The most important of which would be the future of second overall draft pick Jason Spezza. After a training camp and preseason that showcased his commitment to off-season training but failed to produce much on the scoreboard, Spezza found himself on the wrong end of a number crunch among the forwards and on a bus to Binghamton.
Spezza took the disappointing demotion and ran with it, potting three goals and three assists during his six game stint in the American Hockey League. When an injury to Radek Bonk opened up a spot on the big club, Spezza earned the first call-up.

After failing to find a niche on a lower line, a move to partner him with Marian Hossa has sparked both of their games. The pair found instant offensive chemistry and have created numerous scoring opportunities for each other.

Spezza has just four points and is a minus-five in his eight games, but much of that is due to a low rate of finish, not a lack of opportunity. All of Spezza’s points have also come on the power play this season and he and his linemates have missed several glorious opportunities to score as they adjust to each other.
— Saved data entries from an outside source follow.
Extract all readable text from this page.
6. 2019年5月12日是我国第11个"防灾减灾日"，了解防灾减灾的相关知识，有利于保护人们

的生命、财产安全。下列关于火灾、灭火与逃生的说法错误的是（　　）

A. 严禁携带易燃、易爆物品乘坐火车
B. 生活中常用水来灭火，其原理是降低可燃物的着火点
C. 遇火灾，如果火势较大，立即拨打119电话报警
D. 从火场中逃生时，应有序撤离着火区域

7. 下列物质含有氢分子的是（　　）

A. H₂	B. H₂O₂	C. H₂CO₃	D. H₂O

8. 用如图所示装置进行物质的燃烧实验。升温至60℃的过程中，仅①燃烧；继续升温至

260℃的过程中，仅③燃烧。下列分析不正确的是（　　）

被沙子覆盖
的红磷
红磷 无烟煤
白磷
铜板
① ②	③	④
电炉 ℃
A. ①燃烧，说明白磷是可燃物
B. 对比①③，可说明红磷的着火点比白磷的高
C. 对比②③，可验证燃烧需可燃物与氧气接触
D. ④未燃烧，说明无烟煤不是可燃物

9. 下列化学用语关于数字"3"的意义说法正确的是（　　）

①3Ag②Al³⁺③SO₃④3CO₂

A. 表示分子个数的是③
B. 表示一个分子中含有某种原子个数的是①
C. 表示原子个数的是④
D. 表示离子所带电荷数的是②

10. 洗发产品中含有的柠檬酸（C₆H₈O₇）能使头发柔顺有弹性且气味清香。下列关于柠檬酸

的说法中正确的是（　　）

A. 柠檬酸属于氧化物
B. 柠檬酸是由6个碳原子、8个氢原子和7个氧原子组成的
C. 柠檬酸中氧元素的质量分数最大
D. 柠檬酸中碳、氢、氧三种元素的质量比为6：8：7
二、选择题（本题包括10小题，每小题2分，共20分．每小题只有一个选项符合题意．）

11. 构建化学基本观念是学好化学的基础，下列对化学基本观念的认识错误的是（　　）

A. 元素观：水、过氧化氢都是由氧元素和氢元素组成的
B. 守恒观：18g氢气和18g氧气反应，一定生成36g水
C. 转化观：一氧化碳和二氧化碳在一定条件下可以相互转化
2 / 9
In the defensive zone, he’s been prone to the odd communication or decision error that comes with rookies, and that will be something Martin will likely take into account when he makes his decision on whether Spezza stays or not.

His presence has helped sell tickets, balance the offensive attack and spur the power play for the Senators. Now Martin has to decide whether his positives outwigh his defensive growing pains.

Anton Volchenkov is another rookie who could be on the bubble for the Senators when the lineup returns to full health. Rachunek’s holdout helped open a spot for Volchenkov, which he took full advantage of in the preseason by leading the team in scoring with seven points in six games.

That torrid pace hasn’t held up in the regular season, but Volchenkov has been solid on the blueline and is learning to pick his spots offensively. His 12 games have showed his willingness to join the rush or throw a big hit on an opponent, a combination the Senators love.

However, Rachunek’s impending return means someone could take an AHL demotion. Though it’s unlikely to be Volchenkov based on performance, his salary could unfortunately make the decision for the Senators.

Petr Schastlivy has arguably had the most successful season of any rookie Senator to date, though an injury has currently put a hold on his season. Handed a job out of training camp, Schastlivy has impressed to the tune of seven points in nine games. That number is still enough to tie him for third in scoring on the Sens, despite missing three games. His roster spot is secure in light of the offensive struggles of several other players on the team and he should rejoin one of the top two lines upon his return.

Brad Smyth is the other player to be granted some ice time in light of injuries to Schastlivy, Bonk and Martin Havlat. The Ottawa native’s production has been minimal and he’ll likely be sent back to Binghamton upon the return of Havlat or Schastlivy.

Though the Sens have struggled somewhat out of the gate, the adequate fill-ins by some of their young prospects should only benefit the team in the end, no matter what Martin decides to do with them. Now with NHL experience under their belt and experimentation to see who works well with each other, the Sens’ depth and understanding of their organization have only improved.